J'en viens aux restrictions budgétaires qui vont aller crescendo pendant les trois prochaines années. Si l'on répercute la diminution de la dotation aux collectivités locales inscrite dans le budget pour 2014 sur la dotation pour subventions aux associations, on peut aller jusqu'à une baisse de 3 milliards d'euros ! Ainsi le conseil général de la Gironde, dont je suis le vice-président chargé des finances, a appliqué une baisse générale de 18 % à ses subventions aux associations, quelles qu'en soit l'objet social.
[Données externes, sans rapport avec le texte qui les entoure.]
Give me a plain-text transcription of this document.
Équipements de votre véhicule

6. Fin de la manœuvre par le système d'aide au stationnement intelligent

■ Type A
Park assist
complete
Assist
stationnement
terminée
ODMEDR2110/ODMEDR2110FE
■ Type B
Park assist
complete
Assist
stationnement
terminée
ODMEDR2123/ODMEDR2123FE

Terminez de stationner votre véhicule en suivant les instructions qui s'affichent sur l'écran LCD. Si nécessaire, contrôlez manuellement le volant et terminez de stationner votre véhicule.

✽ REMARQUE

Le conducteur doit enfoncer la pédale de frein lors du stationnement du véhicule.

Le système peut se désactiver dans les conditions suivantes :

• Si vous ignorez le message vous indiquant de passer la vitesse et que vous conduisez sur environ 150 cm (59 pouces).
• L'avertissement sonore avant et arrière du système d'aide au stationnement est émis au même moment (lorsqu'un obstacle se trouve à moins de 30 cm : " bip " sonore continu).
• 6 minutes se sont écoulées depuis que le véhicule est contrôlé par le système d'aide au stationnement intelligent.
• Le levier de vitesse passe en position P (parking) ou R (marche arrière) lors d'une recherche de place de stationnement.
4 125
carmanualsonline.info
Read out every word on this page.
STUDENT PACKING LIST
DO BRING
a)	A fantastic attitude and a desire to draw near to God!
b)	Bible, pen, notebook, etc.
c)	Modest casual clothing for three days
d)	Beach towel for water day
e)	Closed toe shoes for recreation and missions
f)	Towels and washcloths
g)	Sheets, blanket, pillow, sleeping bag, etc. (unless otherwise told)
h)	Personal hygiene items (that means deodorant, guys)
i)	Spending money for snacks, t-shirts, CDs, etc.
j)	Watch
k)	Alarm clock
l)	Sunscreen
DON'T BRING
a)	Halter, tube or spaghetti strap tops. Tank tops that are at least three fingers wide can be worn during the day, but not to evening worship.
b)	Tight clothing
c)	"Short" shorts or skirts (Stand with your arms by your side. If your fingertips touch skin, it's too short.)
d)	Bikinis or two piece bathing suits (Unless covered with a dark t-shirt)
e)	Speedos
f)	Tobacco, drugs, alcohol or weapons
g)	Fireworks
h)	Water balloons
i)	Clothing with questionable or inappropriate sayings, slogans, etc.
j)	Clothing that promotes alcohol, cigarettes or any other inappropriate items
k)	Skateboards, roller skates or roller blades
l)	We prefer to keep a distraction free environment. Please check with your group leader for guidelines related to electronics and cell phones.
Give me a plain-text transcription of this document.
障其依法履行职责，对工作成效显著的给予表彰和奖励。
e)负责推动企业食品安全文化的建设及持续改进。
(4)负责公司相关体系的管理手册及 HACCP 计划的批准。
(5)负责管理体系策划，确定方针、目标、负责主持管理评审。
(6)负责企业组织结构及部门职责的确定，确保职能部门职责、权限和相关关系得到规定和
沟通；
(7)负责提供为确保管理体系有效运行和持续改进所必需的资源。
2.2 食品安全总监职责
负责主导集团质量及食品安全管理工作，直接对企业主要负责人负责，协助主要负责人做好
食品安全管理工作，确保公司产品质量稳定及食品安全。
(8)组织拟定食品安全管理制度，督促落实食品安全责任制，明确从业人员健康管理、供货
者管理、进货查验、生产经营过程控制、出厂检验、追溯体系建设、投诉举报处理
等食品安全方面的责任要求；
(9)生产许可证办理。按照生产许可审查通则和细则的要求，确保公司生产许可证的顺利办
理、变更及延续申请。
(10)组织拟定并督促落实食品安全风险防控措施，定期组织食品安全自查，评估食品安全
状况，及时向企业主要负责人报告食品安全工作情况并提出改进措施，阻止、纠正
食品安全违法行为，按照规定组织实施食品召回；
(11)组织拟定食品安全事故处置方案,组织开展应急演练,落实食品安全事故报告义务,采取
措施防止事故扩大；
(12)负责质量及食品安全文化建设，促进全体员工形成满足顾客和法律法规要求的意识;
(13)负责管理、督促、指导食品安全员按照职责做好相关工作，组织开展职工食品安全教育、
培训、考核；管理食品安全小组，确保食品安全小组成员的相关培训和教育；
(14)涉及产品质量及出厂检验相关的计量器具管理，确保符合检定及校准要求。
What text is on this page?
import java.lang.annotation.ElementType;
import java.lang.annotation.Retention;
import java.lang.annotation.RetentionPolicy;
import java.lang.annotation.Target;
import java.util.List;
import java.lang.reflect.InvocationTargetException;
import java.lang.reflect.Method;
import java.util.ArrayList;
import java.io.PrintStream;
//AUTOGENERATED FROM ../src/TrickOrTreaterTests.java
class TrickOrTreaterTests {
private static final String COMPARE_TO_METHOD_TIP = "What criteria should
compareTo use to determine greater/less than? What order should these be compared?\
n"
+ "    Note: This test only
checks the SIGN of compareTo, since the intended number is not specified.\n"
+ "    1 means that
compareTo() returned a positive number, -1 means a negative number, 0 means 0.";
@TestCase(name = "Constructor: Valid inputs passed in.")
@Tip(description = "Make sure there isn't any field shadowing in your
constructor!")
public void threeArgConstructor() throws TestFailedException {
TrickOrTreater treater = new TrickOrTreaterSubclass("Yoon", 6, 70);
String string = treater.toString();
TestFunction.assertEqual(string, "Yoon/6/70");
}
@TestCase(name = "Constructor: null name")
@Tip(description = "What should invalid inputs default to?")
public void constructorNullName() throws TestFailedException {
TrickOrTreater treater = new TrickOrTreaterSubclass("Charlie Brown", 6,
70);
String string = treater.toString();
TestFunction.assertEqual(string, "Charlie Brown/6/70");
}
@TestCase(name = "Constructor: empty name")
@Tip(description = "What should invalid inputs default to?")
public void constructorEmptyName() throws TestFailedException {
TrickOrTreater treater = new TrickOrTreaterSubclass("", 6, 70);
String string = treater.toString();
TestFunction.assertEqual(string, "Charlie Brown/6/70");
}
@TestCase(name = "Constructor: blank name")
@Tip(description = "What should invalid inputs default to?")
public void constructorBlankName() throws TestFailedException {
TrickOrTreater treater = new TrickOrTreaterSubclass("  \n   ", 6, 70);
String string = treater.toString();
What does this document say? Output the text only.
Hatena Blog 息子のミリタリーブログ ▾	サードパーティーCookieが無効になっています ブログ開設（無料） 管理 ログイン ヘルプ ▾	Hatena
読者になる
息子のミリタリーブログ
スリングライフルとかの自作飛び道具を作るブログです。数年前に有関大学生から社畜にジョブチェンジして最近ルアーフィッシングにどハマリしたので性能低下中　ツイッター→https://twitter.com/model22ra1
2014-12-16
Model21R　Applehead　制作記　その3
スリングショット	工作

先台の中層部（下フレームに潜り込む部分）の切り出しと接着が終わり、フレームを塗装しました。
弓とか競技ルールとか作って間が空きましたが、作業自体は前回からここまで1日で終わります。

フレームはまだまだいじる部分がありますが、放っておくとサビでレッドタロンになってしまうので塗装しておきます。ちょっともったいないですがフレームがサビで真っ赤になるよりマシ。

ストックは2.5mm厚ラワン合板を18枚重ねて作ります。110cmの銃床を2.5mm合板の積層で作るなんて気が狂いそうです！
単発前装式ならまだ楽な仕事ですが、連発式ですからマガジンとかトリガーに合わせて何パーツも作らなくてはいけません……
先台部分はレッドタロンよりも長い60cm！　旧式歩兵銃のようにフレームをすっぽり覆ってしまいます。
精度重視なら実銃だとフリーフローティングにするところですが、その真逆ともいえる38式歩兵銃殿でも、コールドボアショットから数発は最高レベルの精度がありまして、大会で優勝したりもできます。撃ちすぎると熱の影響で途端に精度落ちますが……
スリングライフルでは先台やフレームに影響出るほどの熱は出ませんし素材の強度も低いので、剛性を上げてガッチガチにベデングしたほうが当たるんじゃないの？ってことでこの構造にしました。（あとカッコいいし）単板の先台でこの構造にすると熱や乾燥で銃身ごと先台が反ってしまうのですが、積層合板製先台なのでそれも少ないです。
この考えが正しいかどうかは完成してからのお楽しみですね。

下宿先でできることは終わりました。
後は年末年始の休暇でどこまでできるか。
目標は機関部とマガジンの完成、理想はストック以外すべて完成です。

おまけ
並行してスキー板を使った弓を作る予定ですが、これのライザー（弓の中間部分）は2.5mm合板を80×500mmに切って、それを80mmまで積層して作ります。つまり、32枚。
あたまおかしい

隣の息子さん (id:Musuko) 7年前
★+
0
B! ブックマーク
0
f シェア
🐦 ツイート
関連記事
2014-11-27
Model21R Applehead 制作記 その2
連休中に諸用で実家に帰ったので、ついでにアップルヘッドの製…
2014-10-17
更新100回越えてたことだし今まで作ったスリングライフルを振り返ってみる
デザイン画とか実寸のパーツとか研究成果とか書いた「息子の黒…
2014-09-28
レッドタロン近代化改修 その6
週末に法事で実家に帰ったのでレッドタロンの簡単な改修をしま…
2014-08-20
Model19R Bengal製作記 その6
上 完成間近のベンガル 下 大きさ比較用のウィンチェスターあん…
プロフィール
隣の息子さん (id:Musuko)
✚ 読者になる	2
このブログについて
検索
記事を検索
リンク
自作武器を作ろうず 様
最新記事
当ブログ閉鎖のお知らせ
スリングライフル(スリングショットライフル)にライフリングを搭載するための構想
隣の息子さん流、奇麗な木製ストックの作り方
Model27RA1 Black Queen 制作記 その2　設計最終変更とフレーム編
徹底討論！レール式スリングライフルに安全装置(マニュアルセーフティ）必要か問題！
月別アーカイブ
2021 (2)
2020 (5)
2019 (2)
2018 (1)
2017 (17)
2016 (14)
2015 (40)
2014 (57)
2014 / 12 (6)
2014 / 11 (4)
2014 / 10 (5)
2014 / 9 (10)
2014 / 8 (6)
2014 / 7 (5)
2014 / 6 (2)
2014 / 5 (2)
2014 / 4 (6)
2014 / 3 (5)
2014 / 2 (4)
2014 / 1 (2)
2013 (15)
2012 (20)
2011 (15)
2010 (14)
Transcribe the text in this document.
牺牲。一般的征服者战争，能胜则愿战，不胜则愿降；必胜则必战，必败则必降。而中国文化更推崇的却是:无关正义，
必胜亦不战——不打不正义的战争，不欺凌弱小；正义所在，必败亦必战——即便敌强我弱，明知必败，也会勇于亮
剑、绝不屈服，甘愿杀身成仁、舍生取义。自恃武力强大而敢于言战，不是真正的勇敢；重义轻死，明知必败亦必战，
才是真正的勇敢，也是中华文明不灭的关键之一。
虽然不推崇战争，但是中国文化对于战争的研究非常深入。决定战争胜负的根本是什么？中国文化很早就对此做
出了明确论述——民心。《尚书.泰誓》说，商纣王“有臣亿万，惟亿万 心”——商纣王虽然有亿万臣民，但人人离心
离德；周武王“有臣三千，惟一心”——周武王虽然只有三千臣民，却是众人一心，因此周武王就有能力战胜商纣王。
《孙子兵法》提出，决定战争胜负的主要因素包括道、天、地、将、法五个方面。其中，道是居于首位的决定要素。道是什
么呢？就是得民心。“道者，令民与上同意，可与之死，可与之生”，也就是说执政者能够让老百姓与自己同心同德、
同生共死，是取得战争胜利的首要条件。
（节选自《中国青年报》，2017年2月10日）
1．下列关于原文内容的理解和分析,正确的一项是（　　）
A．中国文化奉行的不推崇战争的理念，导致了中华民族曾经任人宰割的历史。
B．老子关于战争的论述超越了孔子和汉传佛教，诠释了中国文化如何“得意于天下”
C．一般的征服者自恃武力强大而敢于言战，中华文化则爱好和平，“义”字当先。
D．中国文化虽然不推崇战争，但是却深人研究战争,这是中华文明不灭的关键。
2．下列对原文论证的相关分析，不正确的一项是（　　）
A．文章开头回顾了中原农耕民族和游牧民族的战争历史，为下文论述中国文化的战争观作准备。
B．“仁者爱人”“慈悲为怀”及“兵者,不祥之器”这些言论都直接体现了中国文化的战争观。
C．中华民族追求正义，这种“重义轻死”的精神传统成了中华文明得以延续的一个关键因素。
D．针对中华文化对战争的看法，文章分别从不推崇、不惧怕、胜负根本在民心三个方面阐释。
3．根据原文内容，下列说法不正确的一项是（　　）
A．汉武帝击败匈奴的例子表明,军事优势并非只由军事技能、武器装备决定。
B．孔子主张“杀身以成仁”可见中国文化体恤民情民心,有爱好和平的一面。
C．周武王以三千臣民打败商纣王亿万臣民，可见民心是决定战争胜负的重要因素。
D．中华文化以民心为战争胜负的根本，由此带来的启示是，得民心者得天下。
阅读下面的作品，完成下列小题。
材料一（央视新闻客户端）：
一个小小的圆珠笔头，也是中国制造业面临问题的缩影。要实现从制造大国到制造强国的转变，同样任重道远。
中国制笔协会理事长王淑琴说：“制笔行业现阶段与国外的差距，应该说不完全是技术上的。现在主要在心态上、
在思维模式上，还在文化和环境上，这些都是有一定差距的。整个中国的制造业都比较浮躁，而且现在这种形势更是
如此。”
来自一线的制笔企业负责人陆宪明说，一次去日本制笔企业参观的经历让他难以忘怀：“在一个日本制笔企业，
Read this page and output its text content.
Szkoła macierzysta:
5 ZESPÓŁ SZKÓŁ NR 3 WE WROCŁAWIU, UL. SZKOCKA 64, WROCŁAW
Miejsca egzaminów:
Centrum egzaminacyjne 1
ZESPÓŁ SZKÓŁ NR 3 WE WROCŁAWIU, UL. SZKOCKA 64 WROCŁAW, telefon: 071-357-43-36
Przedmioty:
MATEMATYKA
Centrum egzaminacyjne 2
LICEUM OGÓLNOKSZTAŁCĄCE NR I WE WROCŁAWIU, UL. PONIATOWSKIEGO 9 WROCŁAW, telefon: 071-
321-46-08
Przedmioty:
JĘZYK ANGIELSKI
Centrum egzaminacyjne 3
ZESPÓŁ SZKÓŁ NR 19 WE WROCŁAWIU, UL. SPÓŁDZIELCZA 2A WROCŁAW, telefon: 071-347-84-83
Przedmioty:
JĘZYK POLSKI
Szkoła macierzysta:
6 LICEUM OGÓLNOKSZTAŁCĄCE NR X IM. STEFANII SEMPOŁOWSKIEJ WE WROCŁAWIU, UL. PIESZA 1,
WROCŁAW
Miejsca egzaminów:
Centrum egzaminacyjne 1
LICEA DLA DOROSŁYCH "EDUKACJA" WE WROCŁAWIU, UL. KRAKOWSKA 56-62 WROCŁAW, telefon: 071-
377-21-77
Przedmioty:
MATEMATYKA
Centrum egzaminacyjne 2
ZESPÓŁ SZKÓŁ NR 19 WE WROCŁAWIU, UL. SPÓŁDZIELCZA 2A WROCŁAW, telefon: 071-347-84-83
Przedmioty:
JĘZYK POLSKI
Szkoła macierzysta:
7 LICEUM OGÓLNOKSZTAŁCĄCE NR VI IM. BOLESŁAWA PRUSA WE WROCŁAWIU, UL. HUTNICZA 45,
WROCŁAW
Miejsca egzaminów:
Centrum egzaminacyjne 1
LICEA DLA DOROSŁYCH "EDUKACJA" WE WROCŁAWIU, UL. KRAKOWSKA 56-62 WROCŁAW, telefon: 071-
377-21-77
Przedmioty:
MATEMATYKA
L'inquiétude du bloc communal est donc de savoir qui compensera la disparition des dotations dans l'hypothèse où la réforme territoriale entrerait en vigueur.
Quelles sont nos propositions ?
L'AMF, l'ARF, l'Association des maires de grandes villes de France (AMGVF) et, dans une bien moindre mesure, l'Assemblée des départements de France (ADF) ont rédigé une nouvelle Charte d'engagements réciproques qui peut se décliner aux niveaux régional, départemental et local. Mme Fourneyron en attendait qu'elle sécurise le partenariat entre collectivités et associations. L'essentiel de nos discussions a porté sur le choix entre le mot « subvention » et le mot « soutien ». Il était pour nous très important que le milieu associatif prenne conscience que la subvention n'est pas le seul moyen de le favoriser. Le soutien recouvre en effet la mise à disposition de locaux et la prise en charge de leur entretien et de leur fonctionnement, et le terme a donc une acception beaucoup plus large que celui de subvention. En outre, alors que la subvention est variable, le soutien est davantage à long terme : la mise à disposition d'un local permettra par exemple à un club de judo de perdurer même si la subvention dont il bénéficie baisse.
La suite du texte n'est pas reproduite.